Nay, mock not, mock not. The body
of your discourse is sometime guarded with
fragments, and the guards are but slightly (290)
basted on neither: ere you flout old ends any
further, examine your conscience: and so I leave you. [Exit.

Claud.
My liege, your highness now may do me good.

D. Pedro.
My love is thine to teach: teach it but how,

And thou shalt see how apt it is to learn

Any hard lesson that may do thee good.

Claud.
Hath Leonato any son, my lord?

D. Pedro.
No child but Hero; she's his only heir.

Dost thou affect her, Claudio?

Claud.
O, my lord,

When you went onward on this ended action, (300)

I look'd upon her with a soldier's eye,

That liked, but had a rougher task in hand

Than to drive liking to the name of love:

But now I am return'd and that war-thoughts

Have left their places vacant, in their rooms

Come thronging soft and delicate desires,

All prompting me how fair young Hero is,

Saying, I liked her ere I went to wars.

D. Pedro.
Thou wilt be like a lover presently

And tire the hearer with a book of words. (310)

If thou dost love fair Hero, cherish it,

And I will break with her and with her father,

And thou shalt have her. Was't not to this end

That thou began'st to twist so fine a story?

Claud.
How sweetly you do minister to love,

That know love's grief by his complexion!

But lest my liking might too sudden seem,

I would have salved it with a longer treatise.

D. Pedro.
What need the bridge much broader than the flood?

The fairest grant is the necessity. (320)

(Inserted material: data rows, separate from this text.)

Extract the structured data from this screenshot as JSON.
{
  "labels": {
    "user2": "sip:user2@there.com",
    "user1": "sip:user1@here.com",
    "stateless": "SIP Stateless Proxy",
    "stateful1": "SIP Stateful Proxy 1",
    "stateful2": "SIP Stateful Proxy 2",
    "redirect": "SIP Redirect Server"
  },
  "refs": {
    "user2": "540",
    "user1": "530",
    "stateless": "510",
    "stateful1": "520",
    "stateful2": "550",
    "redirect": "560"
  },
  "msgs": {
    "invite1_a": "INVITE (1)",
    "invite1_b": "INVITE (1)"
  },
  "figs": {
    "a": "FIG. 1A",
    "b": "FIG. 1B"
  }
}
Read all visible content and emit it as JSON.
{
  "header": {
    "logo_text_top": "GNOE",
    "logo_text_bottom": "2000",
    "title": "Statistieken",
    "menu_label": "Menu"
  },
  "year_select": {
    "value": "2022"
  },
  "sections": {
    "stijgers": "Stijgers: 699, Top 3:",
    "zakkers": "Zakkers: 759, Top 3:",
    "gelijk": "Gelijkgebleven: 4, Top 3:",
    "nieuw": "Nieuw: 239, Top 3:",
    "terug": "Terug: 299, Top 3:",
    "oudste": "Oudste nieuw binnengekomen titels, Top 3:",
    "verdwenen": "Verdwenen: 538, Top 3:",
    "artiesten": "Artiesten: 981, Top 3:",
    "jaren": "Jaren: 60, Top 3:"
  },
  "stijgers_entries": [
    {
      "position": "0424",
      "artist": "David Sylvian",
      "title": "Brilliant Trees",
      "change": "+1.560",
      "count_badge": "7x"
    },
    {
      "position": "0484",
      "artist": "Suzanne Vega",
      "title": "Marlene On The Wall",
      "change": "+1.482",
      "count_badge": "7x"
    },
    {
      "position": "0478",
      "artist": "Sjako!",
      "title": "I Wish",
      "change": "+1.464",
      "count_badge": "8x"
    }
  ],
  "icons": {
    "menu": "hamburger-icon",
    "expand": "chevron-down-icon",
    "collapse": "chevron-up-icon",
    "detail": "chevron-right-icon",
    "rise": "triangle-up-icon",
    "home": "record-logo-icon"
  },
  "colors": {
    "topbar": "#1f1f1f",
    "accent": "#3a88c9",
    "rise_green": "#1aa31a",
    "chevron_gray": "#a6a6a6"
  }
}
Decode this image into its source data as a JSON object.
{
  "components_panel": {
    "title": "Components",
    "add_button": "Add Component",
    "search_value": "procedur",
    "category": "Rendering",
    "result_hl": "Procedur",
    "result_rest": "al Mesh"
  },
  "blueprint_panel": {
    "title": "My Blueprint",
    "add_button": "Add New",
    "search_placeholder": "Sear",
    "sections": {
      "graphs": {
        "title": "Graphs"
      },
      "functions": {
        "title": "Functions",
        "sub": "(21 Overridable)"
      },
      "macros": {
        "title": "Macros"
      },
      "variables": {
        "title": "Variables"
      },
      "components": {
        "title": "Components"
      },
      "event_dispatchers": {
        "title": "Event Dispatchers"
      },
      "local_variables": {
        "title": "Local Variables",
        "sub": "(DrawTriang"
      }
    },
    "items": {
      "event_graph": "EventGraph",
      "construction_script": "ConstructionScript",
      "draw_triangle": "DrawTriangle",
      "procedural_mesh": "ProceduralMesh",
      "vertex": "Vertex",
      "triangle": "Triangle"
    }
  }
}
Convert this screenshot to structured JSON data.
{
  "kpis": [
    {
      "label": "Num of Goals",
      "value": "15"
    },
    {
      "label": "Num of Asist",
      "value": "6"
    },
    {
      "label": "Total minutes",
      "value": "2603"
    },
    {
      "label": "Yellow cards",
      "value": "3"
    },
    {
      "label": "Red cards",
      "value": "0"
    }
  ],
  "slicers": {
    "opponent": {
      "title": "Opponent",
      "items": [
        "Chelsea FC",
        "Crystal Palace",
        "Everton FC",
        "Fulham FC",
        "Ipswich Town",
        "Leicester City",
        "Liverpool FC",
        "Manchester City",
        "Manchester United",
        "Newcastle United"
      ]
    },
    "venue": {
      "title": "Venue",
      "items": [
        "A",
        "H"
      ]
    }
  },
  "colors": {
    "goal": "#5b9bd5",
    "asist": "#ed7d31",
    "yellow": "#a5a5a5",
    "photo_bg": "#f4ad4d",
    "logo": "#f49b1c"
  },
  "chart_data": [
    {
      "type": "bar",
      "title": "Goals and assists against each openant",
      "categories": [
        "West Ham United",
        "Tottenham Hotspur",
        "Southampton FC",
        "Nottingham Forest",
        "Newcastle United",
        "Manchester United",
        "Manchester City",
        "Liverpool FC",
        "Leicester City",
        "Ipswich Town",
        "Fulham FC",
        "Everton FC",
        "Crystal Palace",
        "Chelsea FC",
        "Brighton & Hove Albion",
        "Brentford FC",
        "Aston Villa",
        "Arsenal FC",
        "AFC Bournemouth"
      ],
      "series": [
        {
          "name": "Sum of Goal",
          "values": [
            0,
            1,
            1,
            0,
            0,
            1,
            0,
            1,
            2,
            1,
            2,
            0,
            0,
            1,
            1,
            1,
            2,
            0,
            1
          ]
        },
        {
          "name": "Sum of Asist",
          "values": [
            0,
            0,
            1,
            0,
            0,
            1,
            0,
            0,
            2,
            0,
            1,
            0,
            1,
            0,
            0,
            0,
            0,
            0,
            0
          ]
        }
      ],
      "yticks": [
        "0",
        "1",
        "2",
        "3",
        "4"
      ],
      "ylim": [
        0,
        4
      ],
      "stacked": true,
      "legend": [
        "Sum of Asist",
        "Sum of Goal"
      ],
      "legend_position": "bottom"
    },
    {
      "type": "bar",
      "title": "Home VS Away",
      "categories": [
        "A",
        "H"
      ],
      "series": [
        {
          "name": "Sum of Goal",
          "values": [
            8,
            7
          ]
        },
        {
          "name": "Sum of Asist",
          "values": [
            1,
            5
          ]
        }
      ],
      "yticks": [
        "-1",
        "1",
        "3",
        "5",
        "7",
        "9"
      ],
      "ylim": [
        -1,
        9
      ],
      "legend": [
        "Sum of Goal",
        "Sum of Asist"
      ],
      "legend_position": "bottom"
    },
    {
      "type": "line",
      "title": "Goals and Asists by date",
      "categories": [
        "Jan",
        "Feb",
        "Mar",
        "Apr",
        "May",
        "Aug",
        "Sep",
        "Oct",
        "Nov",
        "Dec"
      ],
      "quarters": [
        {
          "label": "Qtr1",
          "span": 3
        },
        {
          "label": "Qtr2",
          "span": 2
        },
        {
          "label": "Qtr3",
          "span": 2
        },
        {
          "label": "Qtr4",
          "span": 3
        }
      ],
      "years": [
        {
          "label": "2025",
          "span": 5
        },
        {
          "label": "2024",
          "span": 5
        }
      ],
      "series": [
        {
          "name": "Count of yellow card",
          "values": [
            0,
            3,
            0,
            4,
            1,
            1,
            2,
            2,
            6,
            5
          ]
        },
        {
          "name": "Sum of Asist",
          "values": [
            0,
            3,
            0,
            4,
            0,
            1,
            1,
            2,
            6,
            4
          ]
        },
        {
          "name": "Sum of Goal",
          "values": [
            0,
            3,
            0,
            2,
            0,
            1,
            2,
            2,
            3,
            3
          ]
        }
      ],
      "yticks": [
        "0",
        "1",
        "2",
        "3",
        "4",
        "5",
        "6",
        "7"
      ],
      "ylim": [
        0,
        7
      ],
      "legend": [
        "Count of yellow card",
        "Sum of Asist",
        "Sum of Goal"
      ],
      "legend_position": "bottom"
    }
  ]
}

Look, what will serve is fit; 'tis once, thou lovest,

And I will fit thee with the remedy.

I know we shall have revelling to-night:

I will assume thy part in some disguise

And tell fair Hero I am Claudio,

And in her bosom I'll unclasp my heart

And take her hearing prisoner with the force

And strong encounter of my amorous tale:

Then after to her father will I break;

And the conclusion is, she shall be thine. (330)

In practice let us put it presently. [Exeunt.